The average lifespan of a lead acid battery is between 1,000 and 1,500 cycles. The average lifespan of a lithium-ion battery is between 2,000 and 3,000 cycles. Purchasing a lithium-ion battery extends the time for buying a replacement battery, so total cost of ownership is reduced.
Availability Of Battery
Lithium-ion batteries have up to a 25% longer run time than lead acid. Lithium-ion batteries can also be safely discharged down to 20% capacity, whereas lead acid can only be safely discharged down to 30%. This means that the GSE is available to perform work whenever needed and for a longer time period using a lithium-ion battery versus a lead acid battery.

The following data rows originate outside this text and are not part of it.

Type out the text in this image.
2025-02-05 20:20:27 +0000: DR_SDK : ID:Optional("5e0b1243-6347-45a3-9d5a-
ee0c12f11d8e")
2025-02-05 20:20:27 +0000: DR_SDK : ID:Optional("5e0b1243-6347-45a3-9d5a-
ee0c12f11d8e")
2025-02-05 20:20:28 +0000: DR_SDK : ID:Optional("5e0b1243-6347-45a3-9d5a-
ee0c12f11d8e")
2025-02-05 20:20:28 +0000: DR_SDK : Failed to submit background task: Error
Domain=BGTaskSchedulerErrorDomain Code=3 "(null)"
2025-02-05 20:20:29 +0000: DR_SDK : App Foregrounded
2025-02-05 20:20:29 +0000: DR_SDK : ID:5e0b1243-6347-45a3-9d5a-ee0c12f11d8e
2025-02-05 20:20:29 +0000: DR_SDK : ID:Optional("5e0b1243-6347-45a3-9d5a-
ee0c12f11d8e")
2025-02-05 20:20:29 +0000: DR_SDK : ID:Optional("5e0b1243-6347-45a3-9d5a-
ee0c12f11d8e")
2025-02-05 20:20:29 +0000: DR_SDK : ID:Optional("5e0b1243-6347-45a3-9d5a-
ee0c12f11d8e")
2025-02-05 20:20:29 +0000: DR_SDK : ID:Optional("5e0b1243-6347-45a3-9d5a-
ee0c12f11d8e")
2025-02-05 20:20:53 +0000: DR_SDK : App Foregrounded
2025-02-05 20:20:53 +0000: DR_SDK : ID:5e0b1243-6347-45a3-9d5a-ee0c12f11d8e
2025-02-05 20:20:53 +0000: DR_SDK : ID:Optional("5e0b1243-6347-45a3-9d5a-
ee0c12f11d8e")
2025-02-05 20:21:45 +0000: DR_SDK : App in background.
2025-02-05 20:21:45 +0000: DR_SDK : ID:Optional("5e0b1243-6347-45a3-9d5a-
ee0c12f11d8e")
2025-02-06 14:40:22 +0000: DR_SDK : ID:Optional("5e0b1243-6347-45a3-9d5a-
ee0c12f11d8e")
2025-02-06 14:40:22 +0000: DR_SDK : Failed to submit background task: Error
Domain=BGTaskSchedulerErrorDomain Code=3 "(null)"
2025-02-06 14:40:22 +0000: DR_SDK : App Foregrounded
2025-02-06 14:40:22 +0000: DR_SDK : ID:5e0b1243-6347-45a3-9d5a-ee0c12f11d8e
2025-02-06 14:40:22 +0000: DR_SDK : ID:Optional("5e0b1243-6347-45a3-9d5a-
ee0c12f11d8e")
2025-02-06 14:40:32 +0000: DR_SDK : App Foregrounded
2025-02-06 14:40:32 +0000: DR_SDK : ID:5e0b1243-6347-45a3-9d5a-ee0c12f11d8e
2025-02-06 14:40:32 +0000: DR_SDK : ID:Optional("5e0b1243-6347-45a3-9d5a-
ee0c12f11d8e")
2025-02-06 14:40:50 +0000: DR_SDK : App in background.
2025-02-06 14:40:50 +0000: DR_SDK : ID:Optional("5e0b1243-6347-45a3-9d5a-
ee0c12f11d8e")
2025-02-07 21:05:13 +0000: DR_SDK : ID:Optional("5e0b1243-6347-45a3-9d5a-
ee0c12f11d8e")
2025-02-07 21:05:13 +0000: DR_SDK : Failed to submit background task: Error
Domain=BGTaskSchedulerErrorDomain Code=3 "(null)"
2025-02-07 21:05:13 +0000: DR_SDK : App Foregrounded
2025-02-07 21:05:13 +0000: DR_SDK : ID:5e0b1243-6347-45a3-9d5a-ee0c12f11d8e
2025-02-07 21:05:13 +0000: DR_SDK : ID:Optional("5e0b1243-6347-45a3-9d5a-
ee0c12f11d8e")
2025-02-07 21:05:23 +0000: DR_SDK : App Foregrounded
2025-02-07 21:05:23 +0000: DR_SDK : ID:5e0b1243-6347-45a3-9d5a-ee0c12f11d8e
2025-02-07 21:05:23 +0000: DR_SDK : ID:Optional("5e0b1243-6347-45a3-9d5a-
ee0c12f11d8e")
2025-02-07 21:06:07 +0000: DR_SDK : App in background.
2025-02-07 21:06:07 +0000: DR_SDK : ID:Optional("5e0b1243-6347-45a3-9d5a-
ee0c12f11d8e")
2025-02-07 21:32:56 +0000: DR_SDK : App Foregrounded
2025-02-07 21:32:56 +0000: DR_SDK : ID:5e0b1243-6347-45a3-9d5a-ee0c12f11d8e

Lead acid batteries require 8 hours of charging time and another 8 hours to cool down. Lithium-ion batteries take just 1 to 2 hours to charge and can be opportunity charged in between usage times.
Lead acid batteries lose voltage as they are discharged. Lithium-ion batteries maintain a constant voltage throughout the discharge cycle. That means ground support equipment will not experience a performance decrease as the battery discharges.
To the point above, lead acid batteries have a more labor-intensive charging process. An operator must use special lifting equipment to remove the battery and place it on a storage rack for charging. After this process occurs, the battery must cool for 8 hours. The battery is then placed back into the piece of equipment. Lithium-ion batteries remain in the equipment during charging.
Performance In Extreme Environments
Most airports are not located in ideal temperatures. Many operate in a variety of conditions throughout the year, and some operate in extreme climates throughout the year. Especially in cold climates, battery performance can suffer. Lead acid batteries can experience a significant reduction in capacity when used in cold temperatures. Lithium-ion batteries, however, hold their charge longer and only experience a 10% drop in capacity.
Safety is an important consideration in the aviation industry, and what occurs on the ground is no exception. Lead acid batteries present several safety concerns, including the highly-toxic sulfuric acid located inside the battery that can spill when workers “water” the batteries. If lead acid batteries overcharge, the electrolyte solution can overheat and increase pressure inside the battery. This can lead to an explosion. Lithium-ion batteries do not require water maintenance, and there is minimal risk for overheating.
Evaluate A Battery
While airlines are facing many struggles currently, taking steps now to improve the efficiency of an operation can potentially help them rebound more quickly once the economy improves and passengers resume their travel plans.
For airlines experiencing a drop in demand for flights, now may be the perfect time to evaluate a new product that may help improve productivity once operations resume to higher levels. For example, some battery manufacturers offer the opportunity to request a demo battery.
Purchasing a battery for your GSE is a major investment, and during a time when all purchase decisions must be carefully considered, seeing a lithium-ion battery in action can help you determine whether it will benefit your airline’s operation and help you achieve higher levels of productivity.